From: "Jordan Mallon" <j_mallon@hotmail.com>
Reply-To: j_mallon@hotmail.com
To: dinosaur@usc.edu
Subject: Re: Feathering in coelurosaurs
Date: Sun, 02 Apr 2000 08:58:52 PDT

Mary Nalasco wrote:

Hello, All-

I've seen some nice pictures of Gallimimus, Therizinosaurus, Utahraptor,
other large coelurosaurs depicted with feathers. Yet all tyrannosaurs, even
the smaller ones about the same size of some these coelurosaurs, seem to
have scales. I was just wondering around what size range feathers would
start to become more of a hassle than they're worth, and if there's any
reason why some of the small tyrannosaurs wouldn't have feathers.

Thank You.
M. Nalasco

I don't think there's any reason why a baby tyrannosaur wouldn't have feathers.
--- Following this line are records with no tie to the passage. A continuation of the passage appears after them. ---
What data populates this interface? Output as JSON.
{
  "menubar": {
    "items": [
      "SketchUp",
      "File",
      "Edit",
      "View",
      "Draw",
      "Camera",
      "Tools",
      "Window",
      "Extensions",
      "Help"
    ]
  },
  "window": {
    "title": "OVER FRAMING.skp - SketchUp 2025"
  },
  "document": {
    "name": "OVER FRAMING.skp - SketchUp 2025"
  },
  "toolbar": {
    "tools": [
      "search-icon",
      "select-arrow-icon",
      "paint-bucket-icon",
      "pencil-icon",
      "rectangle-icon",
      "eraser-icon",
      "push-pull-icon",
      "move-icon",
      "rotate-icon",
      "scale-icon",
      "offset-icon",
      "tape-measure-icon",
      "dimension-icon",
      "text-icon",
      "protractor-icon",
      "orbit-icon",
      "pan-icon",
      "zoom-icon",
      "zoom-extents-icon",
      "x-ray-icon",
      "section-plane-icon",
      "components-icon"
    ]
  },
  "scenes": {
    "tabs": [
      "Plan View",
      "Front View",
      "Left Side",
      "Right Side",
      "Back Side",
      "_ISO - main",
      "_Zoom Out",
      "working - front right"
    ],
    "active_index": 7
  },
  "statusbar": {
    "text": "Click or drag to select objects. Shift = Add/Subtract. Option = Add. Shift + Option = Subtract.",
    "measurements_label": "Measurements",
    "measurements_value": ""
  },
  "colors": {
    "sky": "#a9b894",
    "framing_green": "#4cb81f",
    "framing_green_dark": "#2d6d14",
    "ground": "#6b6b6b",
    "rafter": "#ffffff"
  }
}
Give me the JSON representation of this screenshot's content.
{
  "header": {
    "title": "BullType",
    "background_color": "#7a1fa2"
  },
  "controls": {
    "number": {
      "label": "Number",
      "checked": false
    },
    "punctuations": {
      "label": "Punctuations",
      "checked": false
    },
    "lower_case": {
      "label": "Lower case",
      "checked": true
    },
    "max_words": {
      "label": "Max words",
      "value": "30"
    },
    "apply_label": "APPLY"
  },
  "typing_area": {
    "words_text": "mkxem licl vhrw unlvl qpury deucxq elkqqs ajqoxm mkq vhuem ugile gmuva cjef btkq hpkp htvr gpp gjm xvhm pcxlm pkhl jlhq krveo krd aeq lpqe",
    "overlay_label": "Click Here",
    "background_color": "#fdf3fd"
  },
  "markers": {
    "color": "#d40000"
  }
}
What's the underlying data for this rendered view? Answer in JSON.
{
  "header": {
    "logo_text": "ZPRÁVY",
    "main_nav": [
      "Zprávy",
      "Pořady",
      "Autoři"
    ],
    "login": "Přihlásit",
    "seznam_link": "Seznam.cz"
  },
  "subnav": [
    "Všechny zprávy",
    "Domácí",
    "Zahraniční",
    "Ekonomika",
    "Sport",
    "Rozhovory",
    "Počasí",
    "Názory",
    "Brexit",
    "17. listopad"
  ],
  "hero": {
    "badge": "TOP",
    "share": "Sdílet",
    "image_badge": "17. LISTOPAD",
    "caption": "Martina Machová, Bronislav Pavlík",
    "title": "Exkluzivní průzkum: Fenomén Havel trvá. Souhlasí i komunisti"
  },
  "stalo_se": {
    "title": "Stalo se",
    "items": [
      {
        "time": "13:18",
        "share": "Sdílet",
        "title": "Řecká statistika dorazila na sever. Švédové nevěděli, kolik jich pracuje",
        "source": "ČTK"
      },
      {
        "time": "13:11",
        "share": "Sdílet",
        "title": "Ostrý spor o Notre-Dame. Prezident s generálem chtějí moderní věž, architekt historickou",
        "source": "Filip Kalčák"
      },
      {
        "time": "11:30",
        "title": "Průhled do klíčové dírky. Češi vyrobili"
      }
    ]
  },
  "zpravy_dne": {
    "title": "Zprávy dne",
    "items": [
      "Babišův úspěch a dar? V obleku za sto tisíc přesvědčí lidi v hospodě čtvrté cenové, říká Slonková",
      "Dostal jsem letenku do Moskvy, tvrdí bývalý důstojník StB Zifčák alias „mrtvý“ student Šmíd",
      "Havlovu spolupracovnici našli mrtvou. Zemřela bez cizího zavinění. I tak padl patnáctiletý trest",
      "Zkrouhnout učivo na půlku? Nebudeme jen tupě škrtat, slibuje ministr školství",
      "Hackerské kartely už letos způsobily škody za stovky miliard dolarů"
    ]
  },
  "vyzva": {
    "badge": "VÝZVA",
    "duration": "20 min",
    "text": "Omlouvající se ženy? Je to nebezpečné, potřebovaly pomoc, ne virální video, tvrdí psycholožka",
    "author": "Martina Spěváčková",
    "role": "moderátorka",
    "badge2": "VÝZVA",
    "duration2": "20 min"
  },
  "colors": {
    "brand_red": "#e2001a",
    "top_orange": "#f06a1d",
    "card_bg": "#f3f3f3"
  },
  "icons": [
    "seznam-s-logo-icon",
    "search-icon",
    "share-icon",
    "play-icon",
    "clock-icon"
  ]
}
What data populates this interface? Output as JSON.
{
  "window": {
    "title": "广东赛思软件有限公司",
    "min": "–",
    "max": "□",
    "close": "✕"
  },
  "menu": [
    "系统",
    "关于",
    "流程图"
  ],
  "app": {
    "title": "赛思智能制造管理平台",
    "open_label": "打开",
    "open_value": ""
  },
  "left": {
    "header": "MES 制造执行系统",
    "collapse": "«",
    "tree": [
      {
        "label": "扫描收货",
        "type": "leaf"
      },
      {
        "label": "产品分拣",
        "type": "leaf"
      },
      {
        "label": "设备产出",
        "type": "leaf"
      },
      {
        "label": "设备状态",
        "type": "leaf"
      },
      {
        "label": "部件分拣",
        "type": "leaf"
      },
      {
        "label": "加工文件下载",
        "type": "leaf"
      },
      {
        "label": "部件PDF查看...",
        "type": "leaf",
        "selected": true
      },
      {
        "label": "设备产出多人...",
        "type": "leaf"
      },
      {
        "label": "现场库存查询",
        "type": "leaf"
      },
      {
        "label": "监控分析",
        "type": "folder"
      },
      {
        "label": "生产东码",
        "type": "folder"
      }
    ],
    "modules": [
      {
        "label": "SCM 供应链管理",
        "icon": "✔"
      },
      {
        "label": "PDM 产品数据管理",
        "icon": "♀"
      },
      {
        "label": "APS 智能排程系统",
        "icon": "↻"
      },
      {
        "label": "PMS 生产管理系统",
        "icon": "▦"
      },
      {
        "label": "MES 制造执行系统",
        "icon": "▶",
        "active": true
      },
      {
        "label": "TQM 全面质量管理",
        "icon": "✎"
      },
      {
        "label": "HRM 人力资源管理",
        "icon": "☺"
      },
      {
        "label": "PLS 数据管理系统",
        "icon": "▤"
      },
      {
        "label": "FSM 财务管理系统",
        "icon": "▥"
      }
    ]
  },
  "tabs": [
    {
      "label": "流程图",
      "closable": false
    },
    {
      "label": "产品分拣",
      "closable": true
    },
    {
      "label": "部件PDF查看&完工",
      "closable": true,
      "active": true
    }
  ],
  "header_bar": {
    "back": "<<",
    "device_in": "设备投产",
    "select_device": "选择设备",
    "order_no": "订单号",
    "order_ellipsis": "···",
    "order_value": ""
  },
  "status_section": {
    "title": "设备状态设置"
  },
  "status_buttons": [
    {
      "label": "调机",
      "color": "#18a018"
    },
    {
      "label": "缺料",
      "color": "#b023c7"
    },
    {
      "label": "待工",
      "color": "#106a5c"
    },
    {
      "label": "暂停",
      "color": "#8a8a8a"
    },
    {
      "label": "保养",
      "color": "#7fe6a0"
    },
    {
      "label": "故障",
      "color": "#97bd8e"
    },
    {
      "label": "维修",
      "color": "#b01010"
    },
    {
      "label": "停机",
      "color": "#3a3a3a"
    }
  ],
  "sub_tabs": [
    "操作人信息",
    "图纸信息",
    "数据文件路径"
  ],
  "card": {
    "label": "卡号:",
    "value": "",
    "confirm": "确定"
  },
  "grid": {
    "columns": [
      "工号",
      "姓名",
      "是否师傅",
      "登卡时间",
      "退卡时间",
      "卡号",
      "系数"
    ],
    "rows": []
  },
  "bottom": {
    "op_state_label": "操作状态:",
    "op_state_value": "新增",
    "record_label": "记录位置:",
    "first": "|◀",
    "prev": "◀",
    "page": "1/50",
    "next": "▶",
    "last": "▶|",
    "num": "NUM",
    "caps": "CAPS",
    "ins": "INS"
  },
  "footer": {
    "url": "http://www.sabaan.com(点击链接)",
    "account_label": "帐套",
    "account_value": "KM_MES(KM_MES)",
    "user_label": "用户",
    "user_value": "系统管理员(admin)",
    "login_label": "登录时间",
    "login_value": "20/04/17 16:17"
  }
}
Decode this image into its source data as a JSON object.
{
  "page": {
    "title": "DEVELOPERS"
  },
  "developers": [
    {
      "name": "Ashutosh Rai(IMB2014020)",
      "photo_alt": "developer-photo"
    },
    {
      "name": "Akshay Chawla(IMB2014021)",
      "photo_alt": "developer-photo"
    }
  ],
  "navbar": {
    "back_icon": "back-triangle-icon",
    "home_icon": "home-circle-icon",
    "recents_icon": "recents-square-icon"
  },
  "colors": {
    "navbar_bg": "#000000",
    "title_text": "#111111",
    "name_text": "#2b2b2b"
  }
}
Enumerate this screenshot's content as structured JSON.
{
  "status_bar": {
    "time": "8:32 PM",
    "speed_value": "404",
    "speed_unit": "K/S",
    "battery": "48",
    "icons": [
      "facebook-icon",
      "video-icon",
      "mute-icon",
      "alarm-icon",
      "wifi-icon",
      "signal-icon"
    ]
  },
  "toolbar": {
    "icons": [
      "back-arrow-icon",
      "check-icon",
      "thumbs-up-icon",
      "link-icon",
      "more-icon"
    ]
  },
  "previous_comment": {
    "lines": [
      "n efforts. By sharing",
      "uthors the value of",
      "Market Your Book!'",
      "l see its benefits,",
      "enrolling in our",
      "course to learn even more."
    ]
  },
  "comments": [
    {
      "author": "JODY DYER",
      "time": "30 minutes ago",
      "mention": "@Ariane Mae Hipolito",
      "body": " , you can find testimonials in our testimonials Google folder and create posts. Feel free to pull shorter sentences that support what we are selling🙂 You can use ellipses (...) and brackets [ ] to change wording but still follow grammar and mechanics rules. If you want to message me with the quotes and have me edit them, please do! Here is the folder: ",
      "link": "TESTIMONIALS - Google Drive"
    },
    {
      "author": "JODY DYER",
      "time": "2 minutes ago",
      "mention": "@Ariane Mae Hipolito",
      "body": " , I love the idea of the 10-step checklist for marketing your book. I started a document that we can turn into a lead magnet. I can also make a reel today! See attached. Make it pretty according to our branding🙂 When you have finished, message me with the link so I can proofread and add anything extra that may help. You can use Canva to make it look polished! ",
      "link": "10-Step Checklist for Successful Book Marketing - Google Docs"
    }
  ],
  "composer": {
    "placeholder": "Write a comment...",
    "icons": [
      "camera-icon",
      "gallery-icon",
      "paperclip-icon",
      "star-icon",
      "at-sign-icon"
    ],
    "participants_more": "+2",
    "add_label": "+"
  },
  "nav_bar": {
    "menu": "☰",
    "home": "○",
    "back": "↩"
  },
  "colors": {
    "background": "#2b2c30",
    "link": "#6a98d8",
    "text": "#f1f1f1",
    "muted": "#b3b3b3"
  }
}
In fact, I've seen a couple pictures where a young _T.rex_ has been portrayed with some sort of down (see the "Feathers for T.rex" article in the November issue of last year's National Geographic, for example). On the other hand, I must agree that I haven't seen many portrayals of any young tyrannosaurs sporting any type of feathery integument. I would imagine perhaps that some artists may be a little biased and not want to cover up that pebbly skin texture that so many of us are used to seeing on good ol' _T.rex_.